Proponents of the open and borderless world of the Internet touted it as turning the world into a global village in which every business, big or small could compete on a "level playing field", but what this starry-eyed, libertarian, globalist view ignores is that a featherweight boxer has a very poor chance of defeating a heavyweight boxer on a level playing field, so likewise, what chance does a local publication or website have in terms of competing for advertising revenue against such global giants online.

Thankfully, over 10 years is sufficient time to allow those of us who have a brain to think and who use it to compare actual outcomes in the real-world against the theories expounded by these Utopian proponents of cyberspace, who saw it as an environment in which to realise their ideal world, which had failed to come true earlier.

Where once, the Internet was seen as the "great leveller", which would "undermine" the dominance of large media corporations, established corporations, etc., today, we see huge corporations such as Google, Facebook and Twitter dominating cyberspace.
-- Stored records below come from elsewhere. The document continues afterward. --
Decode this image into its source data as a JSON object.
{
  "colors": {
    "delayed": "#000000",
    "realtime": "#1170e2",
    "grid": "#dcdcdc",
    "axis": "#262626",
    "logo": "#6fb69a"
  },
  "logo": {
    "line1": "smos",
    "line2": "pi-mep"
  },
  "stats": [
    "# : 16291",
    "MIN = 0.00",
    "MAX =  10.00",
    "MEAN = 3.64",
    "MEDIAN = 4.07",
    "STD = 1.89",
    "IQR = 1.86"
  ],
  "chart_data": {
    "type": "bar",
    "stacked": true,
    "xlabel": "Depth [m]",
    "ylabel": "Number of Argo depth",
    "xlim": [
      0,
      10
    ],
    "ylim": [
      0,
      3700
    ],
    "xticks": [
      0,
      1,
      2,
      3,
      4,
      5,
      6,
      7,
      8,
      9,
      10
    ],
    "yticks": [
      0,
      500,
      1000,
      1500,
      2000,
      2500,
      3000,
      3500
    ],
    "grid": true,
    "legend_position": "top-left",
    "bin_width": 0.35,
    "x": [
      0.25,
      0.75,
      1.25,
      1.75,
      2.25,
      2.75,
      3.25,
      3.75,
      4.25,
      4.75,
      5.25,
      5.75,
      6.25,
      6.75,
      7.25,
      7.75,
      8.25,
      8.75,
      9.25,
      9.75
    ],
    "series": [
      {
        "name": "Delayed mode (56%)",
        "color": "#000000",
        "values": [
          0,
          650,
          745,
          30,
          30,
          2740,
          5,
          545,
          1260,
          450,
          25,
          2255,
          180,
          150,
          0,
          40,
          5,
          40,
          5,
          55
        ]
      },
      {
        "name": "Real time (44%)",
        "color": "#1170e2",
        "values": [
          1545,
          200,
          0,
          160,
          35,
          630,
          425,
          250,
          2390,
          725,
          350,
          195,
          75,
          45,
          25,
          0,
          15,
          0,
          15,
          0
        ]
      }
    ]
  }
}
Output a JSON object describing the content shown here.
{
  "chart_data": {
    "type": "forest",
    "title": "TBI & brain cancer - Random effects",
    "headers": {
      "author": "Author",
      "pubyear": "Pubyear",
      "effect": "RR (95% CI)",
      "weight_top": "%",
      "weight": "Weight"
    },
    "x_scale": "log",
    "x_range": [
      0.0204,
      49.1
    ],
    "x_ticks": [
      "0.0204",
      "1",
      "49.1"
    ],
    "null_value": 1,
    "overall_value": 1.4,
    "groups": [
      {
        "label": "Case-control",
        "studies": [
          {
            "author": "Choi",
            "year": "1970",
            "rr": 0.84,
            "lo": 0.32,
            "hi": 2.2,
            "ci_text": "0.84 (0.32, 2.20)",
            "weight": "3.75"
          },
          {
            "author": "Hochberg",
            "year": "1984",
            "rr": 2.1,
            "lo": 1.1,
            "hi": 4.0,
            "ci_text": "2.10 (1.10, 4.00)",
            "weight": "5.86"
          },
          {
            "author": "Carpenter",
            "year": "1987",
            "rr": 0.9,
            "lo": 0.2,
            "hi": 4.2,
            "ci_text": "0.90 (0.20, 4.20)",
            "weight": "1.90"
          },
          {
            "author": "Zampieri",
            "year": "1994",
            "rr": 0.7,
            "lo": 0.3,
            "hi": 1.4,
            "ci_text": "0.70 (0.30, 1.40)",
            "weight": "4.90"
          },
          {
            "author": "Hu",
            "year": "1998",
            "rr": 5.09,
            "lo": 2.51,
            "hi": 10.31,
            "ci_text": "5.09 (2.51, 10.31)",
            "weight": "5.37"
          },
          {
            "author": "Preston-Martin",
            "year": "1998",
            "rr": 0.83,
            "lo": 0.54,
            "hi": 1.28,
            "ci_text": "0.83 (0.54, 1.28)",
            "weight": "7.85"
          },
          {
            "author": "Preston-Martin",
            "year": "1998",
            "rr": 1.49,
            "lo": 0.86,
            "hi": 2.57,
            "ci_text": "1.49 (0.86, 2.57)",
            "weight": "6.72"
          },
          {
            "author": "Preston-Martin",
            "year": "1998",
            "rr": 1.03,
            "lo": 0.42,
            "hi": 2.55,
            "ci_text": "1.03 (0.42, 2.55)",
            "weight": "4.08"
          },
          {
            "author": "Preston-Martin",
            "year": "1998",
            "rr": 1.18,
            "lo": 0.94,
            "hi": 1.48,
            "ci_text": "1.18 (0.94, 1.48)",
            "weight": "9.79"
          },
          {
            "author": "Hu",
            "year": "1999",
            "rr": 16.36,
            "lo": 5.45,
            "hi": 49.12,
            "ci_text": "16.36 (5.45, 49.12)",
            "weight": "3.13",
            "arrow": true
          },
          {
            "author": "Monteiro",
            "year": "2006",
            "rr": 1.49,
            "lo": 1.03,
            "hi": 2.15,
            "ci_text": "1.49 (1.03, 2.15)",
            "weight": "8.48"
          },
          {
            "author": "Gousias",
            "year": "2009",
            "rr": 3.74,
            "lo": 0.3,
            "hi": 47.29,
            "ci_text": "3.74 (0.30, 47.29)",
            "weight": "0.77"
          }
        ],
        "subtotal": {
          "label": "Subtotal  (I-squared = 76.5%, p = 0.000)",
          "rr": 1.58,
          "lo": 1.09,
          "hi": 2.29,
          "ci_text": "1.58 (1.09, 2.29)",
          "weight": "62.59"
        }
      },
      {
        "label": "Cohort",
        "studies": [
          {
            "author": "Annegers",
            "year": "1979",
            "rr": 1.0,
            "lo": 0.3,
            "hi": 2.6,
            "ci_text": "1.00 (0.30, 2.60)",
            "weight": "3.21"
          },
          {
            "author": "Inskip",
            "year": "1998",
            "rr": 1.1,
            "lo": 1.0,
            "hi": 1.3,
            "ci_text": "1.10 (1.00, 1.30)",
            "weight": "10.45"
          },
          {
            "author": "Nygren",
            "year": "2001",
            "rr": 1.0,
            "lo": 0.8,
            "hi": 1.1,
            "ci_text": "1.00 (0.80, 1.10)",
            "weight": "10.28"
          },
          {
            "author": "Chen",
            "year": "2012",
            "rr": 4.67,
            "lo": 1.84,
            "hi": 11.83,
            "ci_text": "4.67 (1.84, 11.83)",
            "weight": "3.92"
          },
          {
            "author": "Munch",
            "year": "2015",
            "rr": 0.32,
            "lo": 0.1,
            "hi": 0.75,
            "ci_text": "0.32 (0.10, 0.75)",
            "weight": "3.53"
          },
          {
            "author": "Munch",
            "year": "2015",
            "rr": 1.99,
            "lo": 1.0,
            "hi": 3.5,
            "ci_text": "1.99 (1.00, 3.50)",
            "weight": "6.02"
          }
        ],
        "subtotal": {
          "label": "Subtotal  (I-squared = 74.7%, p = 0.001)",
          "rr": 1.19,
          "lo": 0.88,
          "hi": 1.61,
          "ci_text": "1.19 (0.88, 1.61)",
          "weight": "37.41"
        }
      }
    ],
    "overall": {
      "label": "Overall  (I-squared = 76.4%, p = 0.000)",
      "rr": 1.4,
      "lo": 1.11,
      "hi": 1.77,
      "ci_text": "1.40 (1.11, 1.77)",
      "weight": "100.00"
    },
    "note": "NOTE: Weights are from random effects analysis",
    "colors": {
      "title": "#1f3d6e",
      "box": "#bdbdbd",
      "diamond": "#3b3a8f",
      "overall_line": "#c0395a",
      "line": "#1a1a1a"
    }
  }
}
No doubt, the these portals all began as small and cuddly start-up companies and yes, sites like and other online shopping sites are undermining or have undermined the existence of traditional brick and mortar retail chains, but instead of creating the wide freedom of choice in an online bazaar, these cute and cuddly start-ups have metamorphosised into global corporate giants in cyberspace in place of the brick and mortar corporations which they displaced or are inmarket forces themselves, operating within unfettered free market environments, are the very forces which cause that free market to gravitate towards eventual monopoly, passing through a long period of oligopoly along the way the process of displacing.

As I have often said, that market forces themselves, operating within unfettered free market environments, are the very forces which cause that free market to gravitate towards eventual monopoly, passing through a long oligopoly phase along the way.

Right now, giants like Google, Facebook, Twitter and some others are part of that oligopoly in cyberspace. Over time, some of these big corporations may fall by the wayside due to intense competition and economic conditions, or the oligopoly will stabilise with a handful of big players dominating the scene.

Please don't credit me for mentioning this dialectical-materialist tendency, since it's been observed and identified by many economists over the past centuries, and its operation has been observed in many other industries, such as oil & gas, aerospace, automotive, print and broadcast media, and so on, since long before the advent of the Internet.

For example, when the Boeing 747 airliner first went into commercial services in 1970 with Pan American World Airways, other wide body airliner manufacturers in the United States were McDonnell-Douglas and Lockheed who respectively rolled out their DC10 and L-1011 Tristar offerings, whilst over the Atlantic in Britain, there was Vickers, de Havilland and others who produced civil airliners. However 44 years later, McDonnell-Douglas is now a part of Boeing and Lockheed has dropped out of the civil airline business and now focuses on military aircraft,

Today there's a global oligopoly of two, with Boeing now locked in a battle for survival against Airbus across the Atlantic.

So. By its inherent nature, a free market gravitates towards eventual monopoly.

Another way of putting it is:- The embryo once conceived in the womb, has already begun its long and winding journey towards the tomb.